UK bookies beware: US will look after its own in betting revolution

Legalisation of sports betting in US should be greeted with caution by UK operators
  
  

Paddy Power branding at Cheltenham racecourse
Paddy Power Betfair has a small operation in the US and its shares rose in value by 12% after the supreme court ruling. Photograph: Nigel French/PA

The estimate that $150bn-worth (£110bn) of sports bets are placed illegally in the US every year may be exaggerated but nobody doubts the true figure is enormous. That it is why it is mystifying that the US, or most of it, has held out so long against legalisation. Money – in the form of easy tax revenues – usually beats puritan scruples in the US.
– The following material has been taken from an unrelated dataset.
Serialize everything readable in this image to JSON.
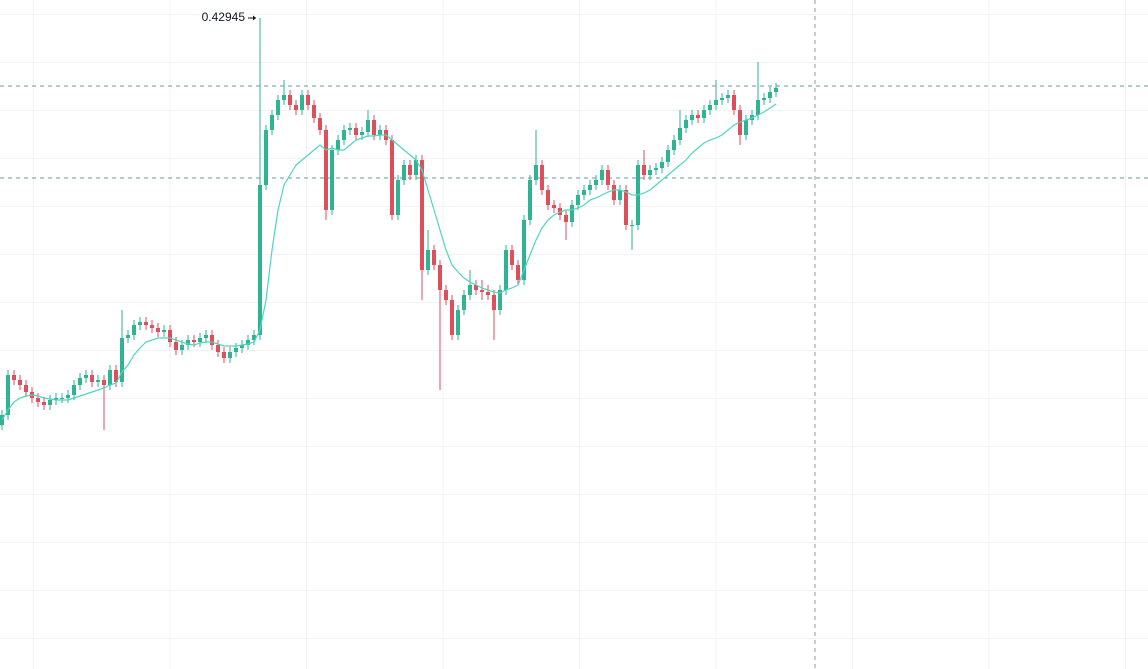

Now, finally, the door has opened. The US supreme court has struck down the federal ban on sports betting, paving the way for a mini revolution. Each state will have to pass its own legislation and many may still confine betting to casinos and racecourses. Others, though, may allow betting via mobile phones, in which case large parts of the US could eventually look very European, and specifically British, in their approach.

Cue a celebration in the share prices of UK-listed bookies, which, in theory at least, have the experience and IT systems to capitalise. William Hill’s purchase in 2011 of a few betting operations in Nevada, the one big state where sports betting is legal, now looks superbly timed; its shares rose 11%. Paddy Power Betfair, another with a small legal US sportsbook operation, rose in value by 12%.

That instant reaction is understandable, since the creation, in a single supreme court ruling, of the world’s biggest regulated betting market is impossible to ignore. But before UK investors spend their winnings, they should take a step back. Nobody knows how individual states will tax sports betting or what cut will be demanded by the powerful US sporting bodies that lobbied for legalisation. There is no guarantee that the profit margins will be the same as in the UK.

A greater worry is that the UK firms will be playing away from home. It is surely odds-on that US operators will be at the head of the queue when new US licences are handed out. That’s just how life works. Sadly for a company that was early to spot the shifting mood in the US, it may make sense for William Hill to sell itself to a big US entertainment company in search of instant expertise.

Italian markets should be watchful

Financial markets’ big yawn over the arrival of a populist, free-spending and Eurosceptic government in Italy is only easy to explain at face value.

First, betting against the price of Italian debt is a risky trade when the European Central Bank (ECB) remains on hand with its bond-buying programme. Second, the two alliance partners, the anti-establishment Five Star Movement and the rightwing anti-immigration League, have dropped their previous anti-euro talk, so are not stepping wholly outside the EU consensus. Third, investors may be reflecting that an unlikely coalition government with a slim working majority may not survive for long.

Yet the scale of the radicalism being contemplated in Rome is genuinely new. Even in watered-down form, the economic plan represents a huge challenge to EU orthodoxy. Proposals include a flat tax at 15% for companies and most households; a universal income; and repeal of the 2011 reform that raised the pension age.

That collection would increase government spending by €60bn-€100bn (£53-88bn) a year, say economists, depending on the precise version of the proposals adopted. The higher figure is equivalent to 5.5% of GDP in a country where the stock of debt is 132% of GDP. Even the lower figure, if the accompanying tax-raising measures are relatively modest, would very likely mean Italy bumps up against the EU’s fiscal rules. The coalition partners say they plan to respect those rules but simultaneously say they want them to be relaxed. Something has to give.

In the circumstances, the lack of excitement in the Italian bond market, whatever the superficial reasoning, is bizarre. The yield on 10-year paper has risen in the past week but 1.9% (versus 0.6% on German bunds) is miles away from signalling serious concern among investors. A lot of money is resting on the questionable assumption that the new government will not do what it says or will collapse.

Either outcome is possible, obviously. But it seems equally likely that the plot could move quickly to confrontation in the form of a demand that the EU change its fiscal rules. That would be a serious showdown, with an uncertain outcome. In the meantime, demands by the French president, Emmanuel Macron, for more EU integration look like a non-runner – which won’t ease tensions.